In 1998, responding to a sharp decline in milk prices that was causing a severe hardship in the dairy industry, Congress appropriated $200 million in the Agriculture, Rural Development, Food and Drug Administration and Related Agencies Appropriation Act for Fiscal Year 1999 ("FY'99 appropriations bill") for the USDA "to provide assistance to dairy producers in a manner determined by the Secretary." Pub.L. No. 105-277, § 1111(d), 112 Stat. 2681 (Oct. 21, 1999). In May 1999, USDA issued a final rule establishing the Dairy Market Loss Assistance Program ("DMLA"), which would be responsible for distributing the financial assistance to dairy producers. See Final Rule, 64 Fed. Reg. 24,933-24,936, codified at 7 C.F.R. § 1430.501 et seq. Endeavoring to distribute a finite sum of money to best effect, the Secretary issued regulations that favored smaller dairy producers by limiting the amount of assistance a producer could receive based on its production volume. Specifically, the regulations provided that all dairy producers who marketed milk in the last quarter of 1998 would be eligible for DMLA assistance, but their payments would be limited to the first 26,000 hundredweight ("cwt")*fn2 of milk produced in either 1997 or 1998.*fn3 Plaintiffs claim that, as a result of the Secretary's allocation formula, approximately 90% of their milk production is ineligible for DMLA assistance.

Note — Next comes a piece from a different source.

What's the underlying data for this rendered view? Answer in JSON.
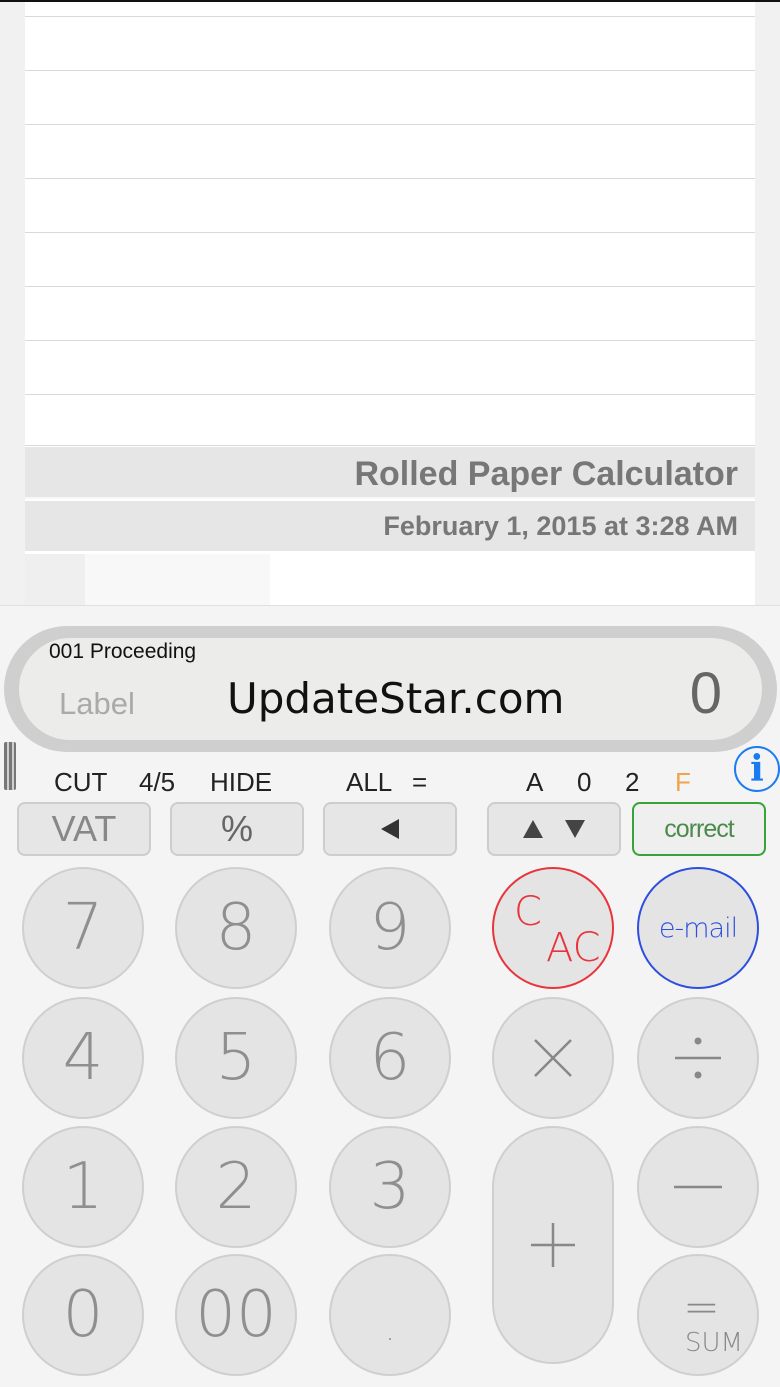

In 1999, Congress again appropriated funds to assist dairy producers to cope with declining milk prices. The Agriculture, Rural Development, Food and Drug Administration and Related Agencies Appropriation Act for Fiscal Year 2000 ("FY'00 appropriations bill") provided $125 million to USDA to be distributed to "dairy producers, in the manner determined appropriate by the Secretary, to compensate for economic losses incurred during 1999." Pub.L. No. 106-78, § 805, 113 Stat. 1135 (Oct. 22, 1999). In February 2000, the USDA issued new rules applying the allocation formula adopted in the original DMLA Program to the newly appropriated funds. See Final Rule, 65 Fed. Reg., 7944-7945, 7956, codified at 7 C.F.R. § 1430, et seq., as amended. The new rules also provided that any producer who had applied for funds in 1998 did not have to reapply to receive payments in 1999. These producers would automatically receive payments based upon their original 1998 applications.

The essence of this controversy is whether the Secretary exceeded her statutory authority by capping at 26,000 cwt the amount of milk production that would be eligible for financial assistance, the consequence of which was to bestow the bulk of the funding on smaller dairy farmers. This question obviously turns on the interpretation of the statutory language of the DMLA programs. The FY'99 appropriations bill directed the Secretary "to provide assistance to dairy producers in a manner determined by the Secretary," and the FY'00 appropriations bill directed the Secretary to allocate the funds to "dairy producers, in the manner determined appropriate by the Secretary, to compensate for economic losses incurred during 1999." Plaintiffs argue that this statutory language does not provide the Secretary with any authority to cap payments to large producers, whereas the government contends that the language accords the Secretary broad discretion in determining how to distribute the funds.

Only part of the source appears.